Garder les locaux de son entreprise propres : organisation, produits et prestataires
Un espace de travail propre n'est pas un luxe : c'est une condition de base pour la productivité, la santé des collaborateurs et l'image de l'entreprise. Une étude de la British Institute of Cleaning Science (2019) indique qu'un environnement de travail propre augmente la productivité perçue de 12 % et réduit l'absentéisme lié aux maladies transmissibles. Dans les espaces qui reçoivent du public (boutiques, agences, cabinets), l'impact sur la conversion commerciale et la confiance client est tout aussi tangible.
Pourtant, beaucoup d'entreprises, notamment les PME, n'ont pas de protocole clair d'entretien des locaux. Le nettoyage est "fait quand il y a le temps", sans calendrier, sans liste de contrôle et souvent sans produits adaptés aux surfaces concernées. Résultat : des bureaux qui s'encrassent progressivement, des sanitaires qui deviennent un sujet de mécontentement interne, et des zones à risque (cuisine, réfrigérateur, poignées de porte) négligées malgré les obligations réglementaires.
Les entreprises ont une obligation légale d'entretien des locaux de travail, définie par les articles R. 4228-1 à R. 4228-19 du Code du travail. Les locaux sanitaires (WC, vestiaires, douches) doivent être nettoyés au moins une fois par jour.
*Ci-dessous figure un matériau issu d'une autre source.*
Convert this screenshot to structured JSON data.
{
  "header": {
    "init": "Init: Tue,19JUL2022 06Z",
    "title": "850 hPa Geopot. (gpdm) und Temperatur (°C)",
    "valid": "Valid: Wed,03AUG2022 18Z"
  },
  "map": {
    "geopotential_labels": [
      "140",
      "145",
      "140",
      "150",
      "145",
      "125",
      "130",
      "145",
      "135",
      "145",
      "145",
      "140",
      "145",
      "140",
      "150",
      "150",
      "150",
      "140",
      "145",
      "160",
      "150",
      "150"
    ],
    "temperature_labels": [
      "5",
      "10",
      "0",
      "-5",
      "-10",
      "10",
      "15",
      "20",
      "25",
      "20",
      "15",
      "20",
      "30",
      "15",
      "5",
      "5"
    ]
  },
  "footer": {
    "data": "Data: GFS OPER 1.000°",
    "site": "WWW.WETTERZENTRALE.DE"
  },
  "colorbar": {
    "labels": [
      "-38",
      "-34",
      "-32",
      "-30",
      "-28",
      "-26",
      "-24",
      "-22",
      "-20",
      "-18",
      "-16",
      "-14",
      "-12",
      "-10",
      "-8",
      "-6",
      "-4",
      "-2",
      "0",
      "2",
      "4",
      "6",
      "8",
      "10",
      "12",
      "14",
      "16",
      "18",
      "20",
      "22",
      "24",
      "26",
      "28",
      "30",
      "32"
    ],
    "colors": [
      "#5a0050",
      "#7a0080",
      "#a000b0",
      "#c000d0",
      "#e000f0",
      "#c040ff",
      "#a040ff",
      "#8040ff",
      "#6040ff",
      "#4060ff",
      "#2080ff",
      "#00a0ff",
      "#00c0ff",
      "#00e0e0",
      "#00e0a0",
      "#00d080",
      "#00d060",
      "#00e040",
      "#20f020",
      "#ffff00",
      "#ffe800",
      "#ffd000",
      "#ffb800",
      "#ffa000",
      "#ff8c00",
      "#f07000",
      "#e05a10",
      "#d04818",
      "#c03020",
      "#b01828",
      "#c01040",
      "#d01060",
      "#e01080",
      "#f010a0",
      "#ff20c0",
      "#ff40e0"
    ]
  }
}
Les surfaces de travail, sols et zones de circulation doivent être maintenus en état de propreté. Au-delà de 20 salariés, l'entreprise doit prévoir un local ou espace de restauration répondant aux normes d'hygiène alimentaire (nettoyage après chaque utilisation). Ces obligations s'appliquent qu'il s'agisse d'un nettoyage interne ou externalisé.
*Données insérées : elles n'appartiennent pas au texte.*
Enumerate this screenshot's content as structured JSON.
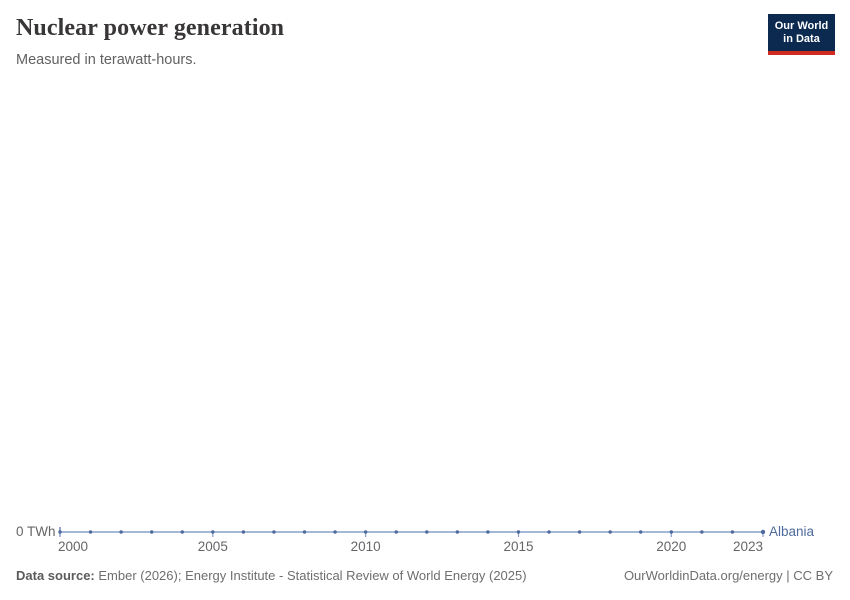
{
  "header": {
    "title": "Nuclear power generation",
    "subtitle": "Measured in terawatt-hours.",
    "logo": {
      "line1": "Our World",
      "line2": "in Data",
      "bg_color": "#0c2a50",
      "accent_color": "#d12b1f"
    }
  },
  "chart_data": {
    "type": "line",
    "title": "Nuclear power generation",
    "subtitle": "Measured in terawatt-hours.",
    "unit": "TWh",
    "x": [
      2000,
      2001,
      2002,
      2003,
      2004,
      2005,
      2006,
      2007,
      2008,
      2009,
      2010,
      2011,
      2012,
      2013,
      2014,
      2015,
      2016,
      2017,
      2018,
      2019,
      2020,
      2021,
      2022,
      2023
    ],
    "series": [
      {
        "name": "Albania",
        "color": "#4c6a9c",
        "line_color": "#85a0cc",
        "values": [
          0,
          0,
          0,
          0,
          0,
          0,
          0,
          0,
          0,
          0,
          0,
          0,
          0,
          0,
          0,
          0,
          0,
          0,
          0,
          0,
          0,
          0,
          0,
          0
        ]
      }
    ],
    "x_ticks": [
      2000,
      2005,
      2010,
      2015,
      2020,
      2023
    ],
    "y_axis_label": "0 TWh",
    "xlim": [
      2000,
      2023
    ],
    "ylim": [
      0,
      0
    ],
    "grid": false,
    "legend_position": "end-of-line"
  },
  "footer": {
    "source_label": "Data source:",
    "source_text": " Ember (2026); Energy Institute - Statistical Review of World Energy (2025)",
    "link_text": "OurWorldinData.org/energy | CC BY"
  }
}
Les fréquences de nettoyage par zone et par type de local
Toutes les zones d'un local professionnel ne nécessitent pas le même niveau de soins ni la même fréquence d'intervention. Établir un tableau de fréquences par zone est la base d'un protocole d'entretien réaliste et efficace.
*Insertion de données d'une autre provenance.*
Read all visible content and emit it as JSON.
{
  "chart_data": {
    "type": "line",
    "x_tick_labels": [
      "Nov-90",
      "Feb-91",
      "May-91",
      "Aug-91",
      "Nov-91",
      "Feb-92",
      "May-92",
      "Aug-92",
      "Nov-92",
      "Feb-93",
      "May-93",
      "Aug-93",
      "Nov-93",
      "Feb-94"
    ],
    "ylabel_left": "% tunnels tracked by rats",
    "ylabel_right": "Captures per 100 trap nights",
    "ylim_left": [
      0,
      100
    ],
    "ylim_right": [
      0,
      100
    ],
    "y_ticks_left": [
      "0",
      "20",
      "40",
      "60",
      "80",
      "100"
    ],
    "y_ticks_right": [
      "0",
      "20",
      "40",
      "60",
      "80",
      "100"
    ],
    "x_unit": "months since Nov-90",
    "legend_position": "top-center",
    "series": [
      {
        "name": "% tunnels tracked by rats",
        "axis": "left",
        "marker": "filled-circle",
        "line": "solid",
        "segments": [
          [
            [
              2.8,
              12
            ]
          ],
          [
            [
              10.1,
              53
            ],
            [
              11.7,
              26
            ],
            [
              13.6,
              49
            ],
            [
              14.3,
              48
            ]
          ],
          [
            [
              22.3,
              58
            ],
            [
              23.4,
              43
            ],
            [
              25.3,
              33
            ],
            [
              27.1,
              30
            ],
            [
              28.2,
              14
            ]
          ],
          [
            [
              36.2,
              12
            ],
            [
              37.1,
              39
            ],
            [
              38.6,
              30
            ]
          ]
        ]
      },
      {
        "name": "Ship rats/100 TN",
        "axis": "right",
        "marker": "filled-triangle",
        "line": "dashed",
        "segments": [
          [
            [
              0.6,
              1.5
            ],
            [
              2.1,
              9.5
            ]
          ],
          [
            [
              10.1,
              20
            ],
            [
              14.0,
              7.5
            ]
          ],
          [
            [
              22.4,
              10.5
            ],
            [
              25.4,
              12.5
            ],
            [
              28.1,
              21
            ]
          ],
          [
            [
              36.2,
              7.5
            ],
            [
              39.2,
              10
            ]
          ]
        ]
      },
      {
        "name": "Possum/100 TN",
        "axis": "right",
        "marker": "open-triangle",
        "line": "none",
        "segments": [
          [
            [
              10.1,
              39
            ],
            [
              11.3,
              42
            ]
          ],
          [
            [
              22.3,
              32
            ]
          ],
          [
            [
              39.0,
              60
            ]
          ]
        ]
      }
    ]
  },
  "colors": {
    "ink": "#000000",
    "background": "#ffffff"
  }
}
| Zone | Fréquence minimale | Actions clés | Produits recommandés |
|---|---|---|---|
| Sanitaires et vestiaires | Quotidienne | WC, lavabos, sols, poubelles | Désinfectant WC, détergent sol, détartrant |
| Cuisine / espace repas | Quotidienne après chaque utilisation | Plan de travail, réfrigérateur (hebdomadaire), micro-ondes | Dégraissant alimentaire, désinfectant alimentaire |
| Bureaux et postes de travail | 2 à 3 fois par semaine | Dépoussiérage écrans, nettoyage claviers, sol aspiré | Chiffon microfibre, spray écrans, aspirateur HEPA |
| Sols (circulation générale) | Quotidienne ou 3x/semaine | Balayage, lavage à la serpillière | Détergent sol adapté à la matière (carrelage, moquette, vinyle) |
| Vitres et surfaces vitrées | Mensuelle (intérieur), trimestrielle (extérieur) | Nettoyage traces, vitres entrée | Nettoyant vitres, raclette |
| Poignées, interrupteurs, ascenseurs | Quotidienne | Désinfection des surfaces à fort contact | Spray désinfectant à large spectre |
Les cinq bonnes pratiques pour un entretien régulier et efficace
- Établissez un planning écrit et affichez-le dans les espaces concernés : un planning non écrit n'est pas un planning. Créez un tableau simple avec les zones, les fréquences et la personne responsable (ou le prestataire), et affichez-le dans la cuisine, les sanitaires et la réserve de nettoyage. Ce document sert de référence commune et évite les "je pensais que c'était l'autre qui s'en occupait". Si vous avez un prestataire externe, ce planning fait partie du cahier des charges et permet de vérifier objectivement la réalisation des prestations.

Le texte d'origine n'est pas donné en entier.